When CI/CD Pipelines Enable Bad Decisions Artwork

Good intentions, bad outcomes

A podcast about challenges and practices you might encounter in the workplace... things that were intended well, but have outcomes that aren't so great. In most cases, the organizations aren't even aware of how bad the outcomes are.

Every episode we discuss a situation that has something wrong with it: the what, the why and what can be done to address it.

All Episodes

Good intentions, bad outcomes

When CI/CD Pipelines Enable Bad Decisions

September 23, 2025 • Xodiac • Season 1 • Episode 16

What happens when your deployment pipeline consistently shows failing tests, but your team needs to keep shipping? In this episode, Gino and Wayne share a real-world example of how one organization created an "amber state" - where code compiles but tests fail, and treated it as "good enough" for deployment.

Wayne and Gino explore the dangerous psychology behind this common workplace pattern: when feedback becomes untrustworthy, teams stop listening to it entirely. The result? Quality silently erodes while everyone pretends the system is working.

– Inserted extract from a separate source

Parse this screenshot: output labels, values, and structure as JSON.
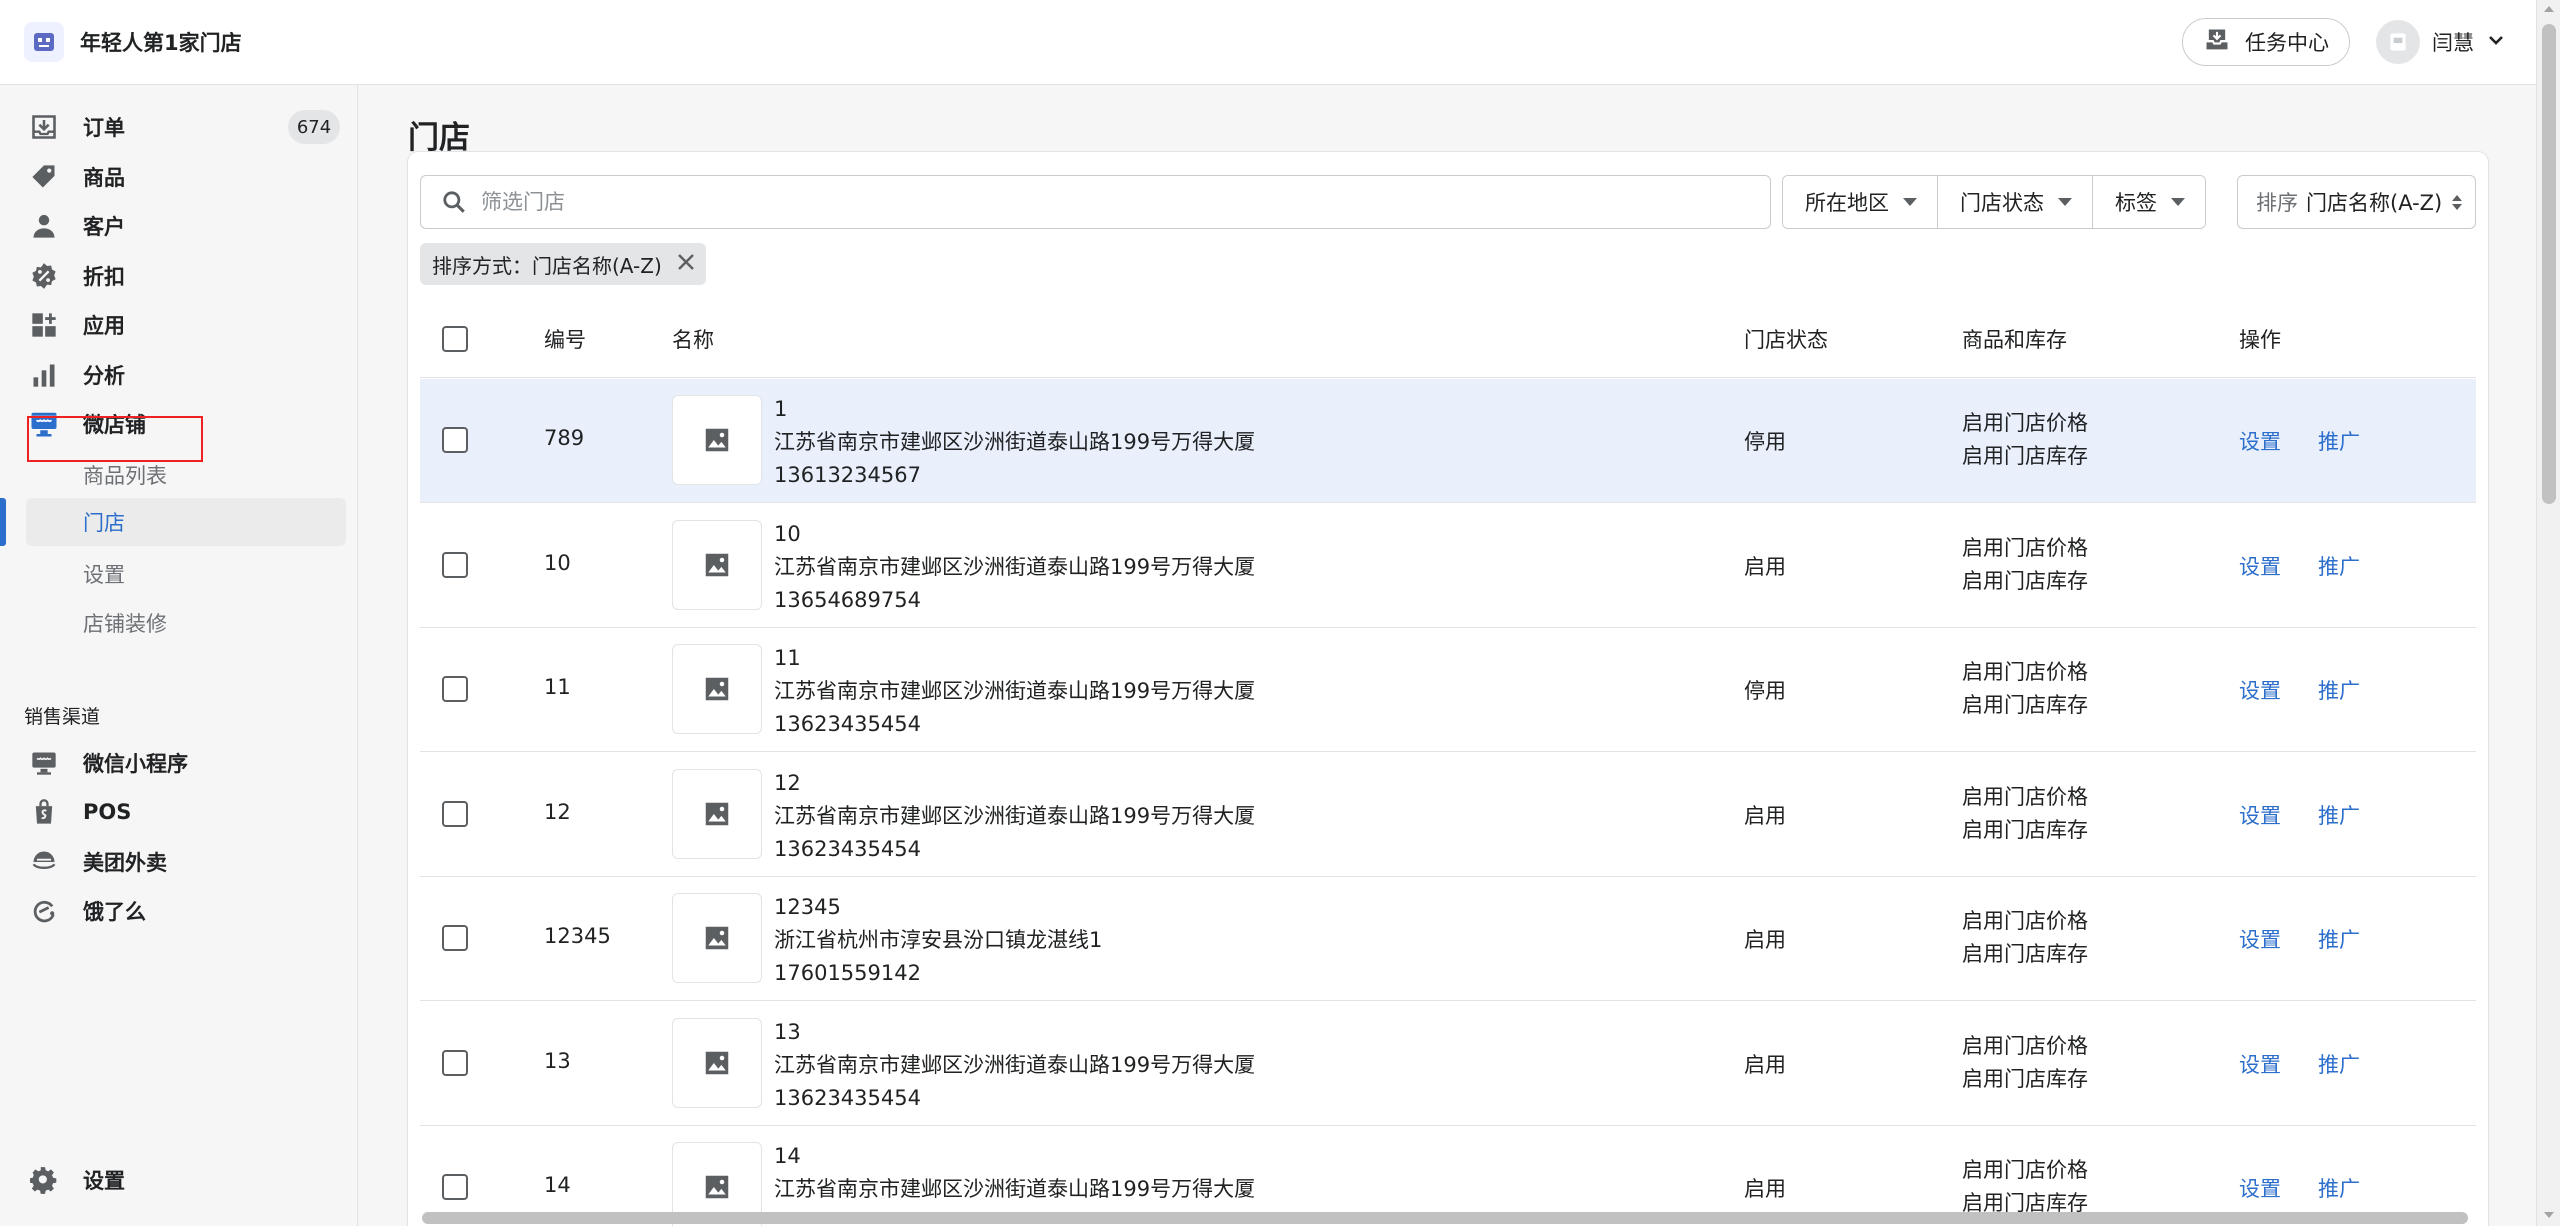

In this episode, we discuss:

How the amber light anti-pattern destroys test discipline
Why "defects vs bugs" classifications create similar problems
The connection between failing CI/CD and "almost done" Kanban columns
When radical solutions (like deleting your entire test suite) make sense
How good intentions around "unblocking" teams lead to quality debt

Timestamps:
0:00 - The Amber Light Anti-Pattern Exposed

1:45 - Why 90% Failed Tests Became "Good Enough"

4:00 - The Hidden Psychology of Ignoring Quality

5:14 - Defects vs Bugs: Another Dangerous Distinction

6:41 - "Almost Done" Columns: The Kanban Version

8:21 - The Nuclear Option: Delete Your Tests

Key insight: If you don't trust your feedback system enough to act on it, remove it entirely rather than work around it.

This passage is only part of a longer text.